Love and wrath are no more equally ultimate than good and evil

I recently listened through Augustine’s Confessions, and thus have had reason to think more about Manicheanism.

Evil, Augustine came to realize, cannot be a thing in itself. It can only be a privation–a corruption of what is created which all must be originally good because it was created by a good God.

And if that is true, then we have to say the same about God’s character regarding God’s love and wrath. Wrath is not a primary attribute but rather a derived one.

God is not dependent on creation. This is why the Trinity must be true (or, if we were to be speculative rather than Scriptural, why there must be some sort of plurality in God). A unitarian God would have no one to love unless he created. He would be dependent on creation or love would not be an essential attribute.

But while love can exist in the Trinity from all eternity; wrath cannot. Wrath is not essential to God’s being. It is a secondary response, an application of God’s integrity and his love to the issue of sin and hatred.

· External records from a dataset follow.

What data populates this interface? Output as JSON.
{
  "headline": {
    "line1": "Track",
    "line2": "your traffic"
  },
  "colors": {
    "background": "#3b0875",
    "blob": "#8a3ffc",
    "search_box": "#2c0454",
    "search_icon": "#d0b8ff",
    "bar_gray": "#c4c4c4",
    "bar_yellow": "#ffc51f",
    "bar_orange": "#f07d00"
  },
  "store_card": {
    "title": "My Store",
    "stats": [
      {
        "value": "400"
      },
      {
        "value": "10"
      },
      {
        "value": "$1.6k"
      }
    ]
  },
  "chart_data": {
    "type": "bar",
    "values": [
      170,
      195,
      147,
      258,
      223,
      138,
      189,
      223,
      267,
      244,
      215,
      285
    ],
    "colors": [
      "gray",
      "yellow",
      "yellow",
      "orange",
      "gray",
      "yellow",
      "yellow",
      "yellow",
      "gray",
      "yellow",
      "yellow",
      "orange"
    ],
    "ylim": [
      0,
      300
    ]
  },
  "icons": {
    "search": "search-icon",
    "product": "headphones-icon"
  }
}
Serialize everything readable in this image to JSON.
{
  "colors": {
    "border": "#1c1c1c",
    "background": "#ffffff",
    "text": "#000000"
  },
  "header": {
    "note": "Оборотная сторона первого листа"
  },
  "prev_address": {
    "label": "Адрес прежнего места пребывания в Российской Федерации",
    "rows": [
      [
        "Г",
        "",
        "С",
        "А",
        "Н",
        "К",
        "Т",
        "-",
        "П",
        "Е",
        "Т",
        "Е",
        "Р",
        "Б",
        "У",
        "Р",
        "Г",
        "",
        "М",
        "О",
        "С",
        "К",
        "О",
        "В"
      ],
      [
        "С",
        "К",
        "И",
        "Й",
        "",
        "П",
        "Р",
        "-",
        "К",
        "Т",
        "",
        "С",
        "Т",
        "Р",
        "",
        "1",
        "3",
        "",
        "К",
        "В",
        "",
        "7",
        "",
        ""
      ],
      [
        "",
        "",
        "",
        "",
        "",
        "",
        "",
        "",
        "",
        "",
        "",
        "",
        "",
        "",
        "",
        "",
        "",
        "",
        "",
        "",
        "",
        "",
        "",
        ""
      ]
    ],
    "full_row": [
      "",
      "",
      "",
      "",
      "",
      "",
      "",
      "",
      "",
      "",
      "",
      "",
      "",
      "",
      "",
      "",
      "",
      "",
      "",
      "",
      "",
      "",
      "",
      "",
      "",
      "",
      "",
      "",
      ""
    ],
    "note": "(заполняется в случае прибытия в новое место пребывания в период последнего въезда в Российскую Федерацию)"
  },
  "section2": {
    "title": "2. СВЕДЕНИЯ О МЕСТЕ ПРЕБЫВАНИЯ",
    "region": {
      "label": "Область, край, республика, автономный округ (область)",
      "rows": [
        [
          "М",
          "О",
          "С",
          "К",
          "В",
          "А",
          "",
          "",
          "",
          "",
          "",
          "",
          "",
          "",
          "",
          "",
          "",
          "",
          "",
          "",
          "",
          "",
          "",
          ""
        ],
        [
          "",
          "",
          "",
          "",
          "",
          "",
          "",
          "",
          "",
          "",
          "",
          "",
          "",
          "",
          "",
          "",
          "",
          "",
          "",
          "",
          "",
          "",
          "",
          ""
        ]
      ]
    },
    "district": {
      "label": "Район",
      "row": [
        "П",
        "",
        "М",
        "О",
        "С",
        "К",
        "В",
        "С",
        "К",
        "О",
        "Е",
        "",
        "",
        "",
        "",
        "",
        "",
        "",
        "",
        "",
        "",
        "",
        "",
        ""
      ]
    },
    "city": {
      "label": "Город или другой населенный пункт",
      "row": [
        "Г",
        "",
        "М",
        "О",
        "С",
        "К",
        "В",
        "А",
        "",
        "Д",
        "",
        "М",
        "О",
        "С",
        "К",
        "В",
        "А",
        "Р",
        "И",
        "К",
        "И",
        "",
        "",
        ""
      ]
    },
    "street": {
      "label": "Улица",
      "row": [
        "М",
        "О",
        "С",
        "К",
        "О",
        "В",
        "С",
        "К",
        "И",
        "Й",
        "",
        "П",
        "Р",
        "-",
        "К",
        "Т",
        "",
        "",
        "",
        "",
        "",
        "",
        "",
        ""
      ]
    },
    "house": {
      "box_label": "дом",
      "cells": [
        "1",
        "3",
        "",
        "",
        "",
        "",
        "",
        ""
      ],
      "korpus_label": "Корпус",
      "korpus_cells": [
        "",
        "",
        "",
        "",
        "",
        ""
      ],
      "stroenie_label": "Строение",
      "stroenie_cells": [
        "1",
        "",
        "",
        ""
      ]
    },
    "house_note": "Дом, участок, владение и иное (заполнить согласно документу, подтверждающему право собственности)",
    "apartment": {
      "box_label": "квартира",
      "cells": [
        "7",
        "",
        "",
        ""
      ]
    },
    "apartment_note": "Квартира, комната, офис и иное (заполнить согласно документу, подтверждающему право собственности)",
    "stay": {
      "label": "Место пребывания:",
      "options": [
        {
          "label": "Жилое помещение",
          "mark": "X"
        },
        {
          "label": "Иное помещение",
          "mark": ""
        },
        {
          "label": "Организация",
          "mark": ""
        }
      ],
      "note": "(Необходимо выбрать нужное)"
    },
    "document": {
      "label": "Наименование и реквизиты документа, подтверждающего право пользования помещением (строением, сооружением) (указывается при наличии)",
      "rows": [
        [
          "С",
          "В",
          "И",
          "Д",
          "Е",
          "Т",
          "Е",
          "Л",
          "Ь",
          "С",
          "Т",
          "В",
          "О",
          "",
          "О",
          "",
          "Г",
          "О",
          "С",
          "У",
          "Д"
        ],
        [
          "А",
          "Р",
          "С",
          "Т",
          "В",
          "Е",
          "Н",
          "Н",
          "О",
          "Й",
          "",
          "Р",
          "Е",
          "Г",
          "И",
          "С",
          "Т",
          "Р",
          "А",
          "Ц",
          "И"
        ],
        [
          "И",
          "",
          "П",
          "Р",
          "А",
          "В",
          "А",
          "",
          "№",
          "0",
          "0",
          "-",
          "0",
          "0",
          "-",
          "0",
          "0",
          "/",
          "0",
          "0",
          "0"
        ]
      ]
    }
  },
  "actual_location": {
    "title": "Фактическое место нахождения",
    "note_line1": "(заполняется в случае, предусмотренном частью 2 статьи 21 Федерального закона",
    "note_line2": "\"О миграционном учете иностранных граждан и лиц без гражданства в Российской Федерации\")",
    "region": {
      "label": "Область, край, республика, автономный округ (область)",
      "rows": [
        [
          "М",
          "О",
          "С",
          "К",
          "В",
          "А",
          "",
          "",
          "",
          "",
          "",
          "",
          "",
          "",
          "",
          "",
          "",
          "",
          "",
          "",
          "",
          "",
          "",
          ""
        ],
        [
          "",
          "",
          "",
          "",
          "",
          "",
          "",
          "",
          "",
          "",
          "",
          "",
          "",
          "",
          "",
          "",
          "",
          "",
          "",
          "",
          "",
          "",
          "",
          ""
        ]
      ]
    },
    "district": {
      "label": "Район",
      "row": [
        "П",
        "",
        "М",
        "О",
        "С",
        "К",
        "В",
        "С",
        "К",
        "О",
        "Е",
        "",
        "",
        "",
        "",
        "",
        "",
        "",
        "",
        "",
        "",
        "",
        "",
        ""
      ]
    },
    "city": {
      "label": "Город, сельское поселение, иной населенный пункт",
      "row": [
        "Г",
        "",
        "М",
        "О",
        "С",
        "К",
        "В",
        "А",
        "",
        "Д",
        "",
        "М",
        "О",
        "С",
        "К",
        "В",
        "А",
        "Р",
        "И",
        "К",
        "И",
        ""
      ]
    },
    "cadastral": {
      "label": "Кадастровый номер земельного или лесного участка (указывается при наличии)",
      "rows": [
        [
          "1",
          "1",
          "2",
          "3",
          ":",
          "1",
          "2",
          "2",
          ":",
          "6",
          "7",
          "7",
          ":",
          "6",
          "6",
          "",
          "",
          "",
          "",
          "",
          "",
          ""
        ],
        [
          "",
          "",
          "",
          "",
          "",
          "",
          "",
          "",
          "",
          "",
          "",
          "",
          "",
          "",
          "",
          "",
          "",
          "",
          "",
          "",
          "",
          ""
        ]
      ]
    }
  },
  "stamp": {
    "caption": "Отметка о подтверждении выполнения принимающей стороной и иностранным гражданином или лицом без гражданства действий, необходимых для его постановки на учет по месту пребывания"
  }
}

The Father loves the Son and the Spirit and wishes to vindicate them both from their enemies. The same (in some unique way appropriate to them) is true of the Son and Spirit in their relations to the other two persons in the Trinity. The wrath on the enemies is a secondary issue. The essential attribute is God’s love.

God is love.

If “equal ultimacy” between love and wrath were really possible, then there could be no logical problem with Manicheanism. If there can be equal ultimates, then why not two “gods” who are true deity?